Blair’s legislative goals included legal reforms, combating the drug abuse problem, creating jobs and reinvigorating the economy. For Blair, her first session in Charleston was a success. “The session went really well and I’m proud of the strides our legislature is making in creating a reinvigorated, fresher, better West Virginia,” Blair said referring to the first session of the State Legislature.
Casting votes, attending committee meetings, meeting with constituents and attending political dinners are the usual routine for a seasoned politician, but for the 18-year-old State lawmaker, it all came with the new job. When asked about whether or not her age had any impact on earning the respect of her fellow lawmakers, Blair’s response was, “My age was never really an issue.” Blair noted that in the State Legislature, there are currently 8 lawmakers under the age of 30.

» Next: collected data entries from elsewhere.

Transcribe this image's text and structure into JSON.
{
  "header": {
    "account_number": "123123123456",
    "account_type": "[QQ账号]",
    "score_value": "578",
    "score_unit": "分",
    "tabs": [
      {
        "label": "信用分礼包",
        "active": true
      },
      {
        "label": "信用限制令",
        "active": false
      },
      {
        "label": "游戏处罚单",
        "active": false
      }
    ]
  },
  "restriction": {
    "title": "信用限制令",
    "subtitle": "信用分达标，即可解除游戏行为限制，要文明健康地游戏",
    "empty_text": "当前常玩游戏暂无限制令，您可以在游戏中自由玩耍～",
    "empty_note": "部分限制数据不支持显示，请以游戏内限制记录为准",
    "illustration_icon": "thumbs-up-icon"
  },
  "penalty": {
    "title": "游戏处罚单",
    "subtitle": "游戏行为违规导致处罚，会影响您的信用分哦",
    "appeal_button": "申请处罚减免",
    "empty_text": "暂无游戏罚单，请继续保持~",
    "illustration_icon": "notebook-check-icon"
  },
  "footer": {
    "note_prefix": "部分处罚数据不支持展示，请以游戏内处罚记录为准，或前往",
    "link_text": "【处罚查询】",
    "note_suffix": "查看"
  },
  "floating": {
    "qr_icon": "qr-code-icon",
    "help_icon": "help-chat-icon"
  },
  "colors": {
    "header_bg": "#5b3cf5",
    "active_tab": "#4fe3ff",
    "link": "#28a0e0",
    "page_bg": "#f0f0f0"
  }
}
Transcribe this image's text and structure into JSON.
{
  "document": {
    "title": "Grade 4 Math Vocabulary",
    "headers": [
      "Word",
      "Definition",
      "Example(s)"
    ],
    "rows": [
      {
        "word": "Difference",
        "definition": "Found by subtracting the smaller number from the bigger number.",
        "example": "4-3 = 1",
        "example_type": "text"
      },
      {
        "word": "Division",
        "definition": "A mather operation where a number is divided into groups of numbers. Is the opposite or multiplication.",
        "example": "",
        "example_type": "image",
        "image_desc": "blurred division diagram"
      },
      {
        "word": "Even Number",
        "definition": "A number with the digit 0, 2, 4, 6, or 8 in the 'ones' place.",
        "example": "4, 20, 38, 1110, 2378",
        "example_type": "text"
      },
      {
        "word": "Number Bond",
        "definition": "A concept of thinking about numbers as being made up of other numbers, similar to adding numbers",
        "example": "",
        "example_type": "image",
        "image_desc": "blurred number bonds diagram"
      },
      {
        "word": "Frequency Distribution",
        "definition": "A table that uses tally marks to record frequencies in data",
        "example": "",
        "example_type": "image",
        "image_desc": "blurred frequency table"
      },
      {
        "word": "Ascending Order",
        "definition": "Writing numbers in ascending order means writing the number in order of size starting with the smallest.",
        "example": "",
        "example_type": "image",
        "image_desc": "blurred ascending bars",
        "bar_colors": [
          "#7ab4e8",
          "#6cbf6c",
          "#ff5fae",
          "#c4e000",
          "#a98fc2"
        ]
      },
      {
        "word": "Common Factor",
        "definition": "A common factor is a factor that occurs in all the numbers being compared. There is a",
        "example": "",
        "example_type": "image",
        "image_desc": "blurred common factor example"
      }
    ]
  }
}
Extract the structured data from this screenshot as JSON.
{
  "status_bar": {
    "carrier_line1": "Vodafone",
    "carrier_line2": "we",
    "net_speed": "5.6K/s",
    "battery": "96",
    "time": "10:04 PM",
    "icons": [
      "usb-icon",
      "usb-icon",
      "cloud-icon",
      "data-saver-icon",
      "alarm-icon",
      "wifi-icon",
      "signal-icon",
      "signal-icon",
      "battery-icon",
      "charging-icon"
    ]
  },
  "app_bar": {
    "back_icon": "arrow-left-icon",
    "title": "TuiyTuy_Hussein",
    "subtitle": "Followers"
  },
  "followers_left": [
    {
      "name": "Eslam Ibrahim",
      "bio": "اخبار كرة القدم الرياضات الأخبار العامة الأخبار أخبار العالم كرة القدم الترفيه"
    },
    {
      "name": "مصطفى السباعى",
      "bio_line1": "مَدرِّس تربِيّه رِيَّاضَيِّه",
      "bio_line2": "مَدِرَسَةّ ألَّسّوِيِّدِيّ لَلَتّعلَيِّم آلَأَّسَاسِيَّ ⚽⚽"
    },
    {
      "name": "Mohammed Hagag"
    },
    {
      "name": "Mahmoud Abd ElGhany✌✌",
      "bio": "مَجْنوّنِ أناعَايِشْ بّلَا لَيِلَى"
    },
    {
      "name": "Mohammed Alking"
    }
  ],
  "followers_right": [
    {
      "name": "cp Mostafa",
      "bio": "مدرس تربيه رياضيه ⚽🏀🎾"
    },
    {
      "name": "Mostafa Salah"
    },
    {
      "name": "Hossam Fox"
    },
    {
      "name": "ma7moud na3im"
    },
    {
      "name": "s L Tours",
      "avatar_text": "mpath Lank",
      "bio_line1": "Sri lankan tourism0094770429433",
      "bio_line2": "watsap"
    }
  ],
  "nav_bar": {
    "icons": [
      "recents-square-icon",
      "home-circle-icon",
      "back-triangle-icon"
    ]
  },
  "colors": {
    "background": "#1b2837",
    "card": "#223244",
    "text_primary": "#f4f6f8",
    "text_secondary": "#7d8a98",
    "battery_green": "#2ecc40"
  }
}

“I did make a lot of friends in my 60 days in Charleston. It’s incredible how diverse our state is and that I was able to make connections with people from so many different backgrounds,” Blair said. “Being that I was new to the process, I spent most of my time as a wallflower, selectively choosing the occasions that I spoke. However, each time I did I was given just as much respect as any other legislator.”
Now that the first session in Charleston is over, Blair is getting ready to return back to her life as a college student. Blair said she will be returning to West Virginia University to enroll in summer and fall courses, and that she will then take the Spring 2016 semester off in order to attend to business in Charleston.
Her goals for the next session include, “creating a greater job climate, such as a Right to Work bill, as well as education reform.” Blair’s main focus of her campaign was centered upon keeping young people in the State post-graduation, and she says that the way that West Virginia can do that is by creating good paying jobs for high school and college graduates.
So, has her life changed at all? The answer was simple – “Yes.”
“My life is very different than what it was prior to running, but I’m very happy with the opportunities God has blessed me with. There are ups and downs to everything, but I knew what I was getting myself into when I made the decision to run, and if I had the choice to go back in time I wouldn’t change a thing,” Blair said.
Blair has not made a decision about whether or not she will run for re-election in 2016, but she has said that her time in Charleston has given her a tremendous opportunity to serve the State of West Virginia and her constituents in the 59th District.
Saira Blair made history, and for her, the journey has only just begun.